National indicators show a significant slowdown in the real estate market’s new residential construction rates.   According to the US Census Bureau’s -- New Residential Construction report for June 2006, new housing permit issuances dropped 4.3 percent from May to June.  Permit issuances increased in the Northeast only, where a 6.3 percent growth indicates significant growth in multi-family structure development.

In tandem with slowing real estate metrics, the Federal Deposit Insurance Corp. issued a recent statement indicating it expects mortgage delinquencies to increase over the next few years, particularly for interest only and adjustable rate mortgages.

Despite these disappointing indicators, jost real estate and mortgage companies, even in the hottest growth markets, foresee an ongoing growth trend more inline with traditional growth patterns.

“While the market has been explosive over the last few years, we are seeing a general overreaction to market slowdowns,” commented Nabil Dajani, President of Orlando based brokerage firm Homestar Funding.  “Many homeowners have had significant equity growth in their homes.  With 30-year rates still at relative lows, many homeowners are looking to refinance and convert existing ARMs to a more stable fixed rate.”
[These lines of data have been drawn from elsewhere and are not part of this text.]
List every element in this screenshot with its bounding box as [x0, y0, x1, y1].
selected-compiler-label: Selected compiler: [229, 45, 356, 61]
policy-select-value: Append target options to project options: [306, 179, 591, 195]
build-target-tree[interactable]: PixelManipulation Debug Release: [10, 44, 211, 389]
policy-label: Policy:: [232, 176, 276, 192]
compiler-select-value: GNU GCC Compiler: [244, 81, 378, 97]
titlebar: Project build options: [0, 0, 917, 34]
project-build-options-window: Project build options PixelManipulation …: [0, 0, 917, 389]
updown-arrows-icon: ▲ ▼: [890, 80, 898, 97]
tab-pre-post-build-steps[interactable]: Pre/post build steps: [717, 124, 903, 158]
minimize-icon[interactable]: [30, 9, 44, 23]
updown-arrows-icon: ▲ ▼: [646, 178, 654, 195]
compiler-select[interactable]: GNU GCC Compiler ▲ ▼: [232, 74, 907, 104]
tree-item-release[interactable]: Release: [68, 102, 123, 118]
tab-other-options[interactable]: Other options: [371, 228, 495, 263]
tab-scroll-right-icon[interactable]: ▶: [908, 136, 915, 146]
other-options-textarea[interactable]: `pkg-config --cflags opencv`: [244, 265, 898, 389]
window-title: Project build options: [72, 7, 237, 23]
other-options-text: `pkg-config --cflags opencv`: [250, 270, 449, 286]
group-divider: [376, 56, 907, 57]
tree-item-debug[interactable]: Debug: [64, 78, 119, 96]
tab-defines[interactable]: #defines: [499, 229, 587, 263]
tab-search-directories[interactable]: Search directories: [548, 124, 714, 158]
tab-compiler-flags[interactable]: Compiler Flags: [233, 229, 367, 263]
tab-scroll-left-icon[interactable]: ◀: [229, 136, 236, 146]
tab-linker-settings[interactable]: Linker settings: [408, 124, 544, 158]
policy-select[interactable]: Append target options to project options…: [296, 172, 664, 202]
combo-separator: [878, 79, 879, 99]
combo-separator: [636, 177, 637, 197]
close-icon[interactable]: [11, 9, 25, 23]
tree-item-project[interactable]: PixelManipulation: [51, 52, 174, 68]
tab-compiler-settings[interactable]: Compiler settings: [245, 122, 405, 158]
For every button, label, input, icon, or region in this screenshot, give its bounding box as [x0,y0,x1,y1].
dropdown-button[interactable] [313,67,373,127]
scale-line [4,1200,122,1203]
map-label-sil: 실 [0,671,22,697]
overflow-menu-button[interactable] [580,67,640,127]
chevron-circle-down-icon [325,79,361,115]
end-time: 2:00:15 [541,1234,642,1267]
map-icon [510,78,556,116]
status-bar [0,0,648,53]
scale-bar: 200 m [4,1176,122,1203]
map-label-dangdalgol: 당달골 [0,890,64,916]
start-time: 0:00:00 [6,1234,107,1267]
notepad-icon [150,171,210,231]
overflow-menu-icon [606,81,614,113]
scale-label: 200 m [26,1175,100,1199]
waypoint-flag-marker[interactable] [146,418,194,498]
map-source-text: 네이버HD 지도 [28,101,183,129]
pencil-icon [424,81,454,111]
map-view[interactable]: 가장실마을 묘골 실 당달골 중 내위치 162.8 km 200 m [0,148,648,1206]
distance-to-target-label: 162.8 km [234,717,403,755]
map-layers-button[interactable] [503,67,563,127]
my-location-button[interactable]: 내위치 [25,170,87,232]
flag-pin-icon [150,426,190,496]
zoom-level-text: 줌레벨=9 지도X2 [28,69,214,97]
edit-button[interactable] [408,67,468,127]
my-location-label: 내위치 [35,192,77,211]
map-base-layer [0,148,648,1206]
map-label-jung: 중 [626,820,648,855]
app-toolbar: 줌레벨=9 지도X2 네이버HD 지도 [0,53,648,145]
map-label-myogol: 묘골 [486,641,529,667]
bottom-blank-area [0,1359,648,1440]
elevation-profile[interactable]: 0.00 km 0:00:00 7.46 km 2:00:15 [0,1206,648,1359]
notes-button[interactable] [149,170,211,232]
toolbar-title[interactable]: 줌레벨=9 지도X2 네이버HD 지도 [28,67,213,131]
www.PersonalHomeLoanMortgages.com provides local market research and housing trend information to help buyers make smart market decisions when purchasing a new home. “The hottest markets -- Miami, Las Vegas, Phoenix - are obviously going to see a more significant slowdown,” noted David Bayer, President of the site. “Nationwide trends still indicate a steady demand for housing development, particularly in warm weather climates.”

Hiccup or Bubble?  As investors and speculators begin to withdraw from the market, some experts are concerned about an overload of excess inventory.  “If we don’t see any significant hike in interest rates by the Federal Reserve, the retreat of speculative investors should be less pronounced.”  A blend of excess inventory and high rates could drive some investors to unload properties below market values, which could have a downward driving effect on the industry as a whole.  “Investors who moved into the market too late and overextended themselves may find themselves in a tight position.  As a whole, jost non-speculative homeowners have been able to enjoy low rates and equity growth.  Things just seem to be settling back to ‘normal’.”